W tych dniach Wenus minie kolejną gwiazdę w Pannie: Zaniah, oznaczaną na mapach grecką literą η, a następnie powędruje w kierunku Porrimy (γ Vir). Zaniah świeci z jasnością +3,9 wielkości gwiazdowej, a do największego zbliżenia między tymi ciałami niebiańskimi dojdzie w czwartek 1 i piątek 2 listopada. W czwartek dystans ten będzie wynosił mniej niż 1°, natomiast dobę później zwiększy się on do półtora stopnia, lecz planeta będzie już po drugiej stronie gwiazdy.

Mapka pokazuje położenie Marsa na przełomie października i listopada 2012 roku.

Mapkę wykonano w GIMPie (http://www.gimp.org) na podstawie obrazków z programu Starry Night (http://www.starrynighteducation.com).

Na koniec warto wspomnieć o Marsie, który trzyma się bardzo blisko południowo-zachodniego widnokręgu. Godzinę po zachodzie Słońca (na tę porę wykonana jest mapka) Czerwona Planeta nie wzniesie się wyżej niż na wysokość jakieś 5-8 stopni (w zależności, czy będziemy w górach, czy nad morzem). I tak będzie aż do końca okresu widoczności planety, czyli mniej więcej do końca stycznia, choć początkowo – przez prawie 2 miesiące Mars troszkę się wzniesie, o około 1-2 stopnie. Nie będzie to więc poprawa znacząca i chcąc wypatrzyć planetę na tle zorzy wieczornej warto posiłkować się przynajmniej lornetką.
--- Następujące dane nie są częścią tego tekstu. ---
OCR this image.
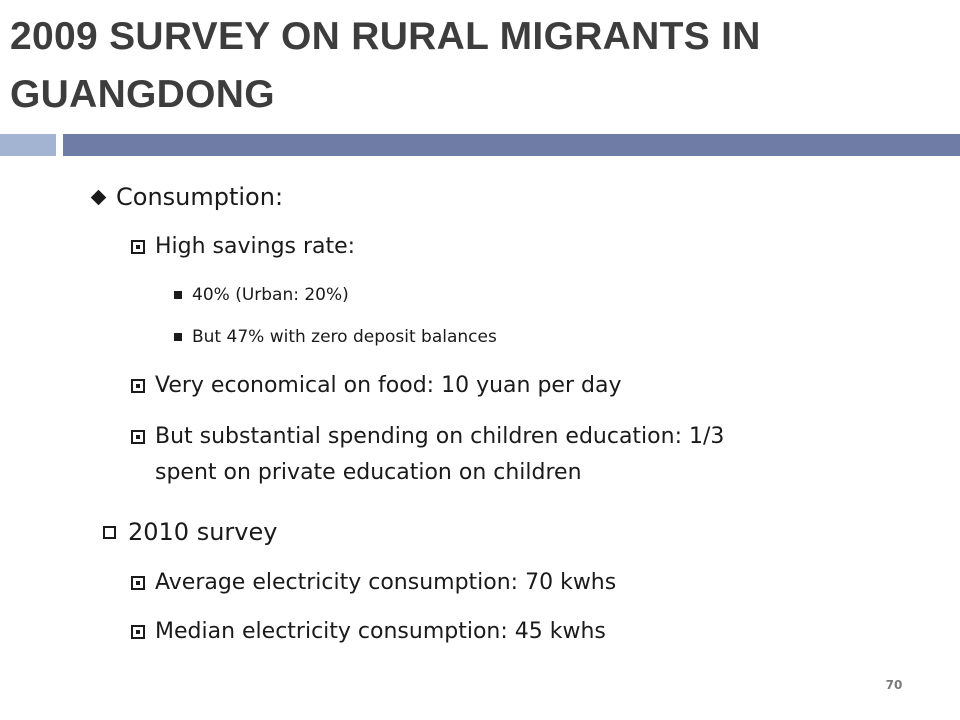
2009 SURVEY ON RURAL MIGRANTS IN
GUANGDONG
Consumption:
High savings rate:
40% (Urban: 20%)
But 47% with zero deposit balances
Very economical on food: 10 yuan per day
But substantial spending on children education: 1/3
spent on private education on children
2010 survey
Average electricity consumption: 70 kwhs
Median electricity consumption: 45 kwhs
70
W tym tygodniu Czerwona Planeta świeci na tle gwiazdozbioru Wężownika, około 8° na południe od gwiazdy Sabik. Mars nie imponuje jasnością: jego blaski wynosi +1,2 wielkości gwiazdowej. Również jego tarcza jest mała: ma średnicę mniejszą niż 5 sekund kątowych. Dlatego nie jest to zbyt atrakcyjne cel do poszukiwań, jednak osoby lubiące wyzwania mogą spróbować odnaleźć go na tle zorzy wieczornej.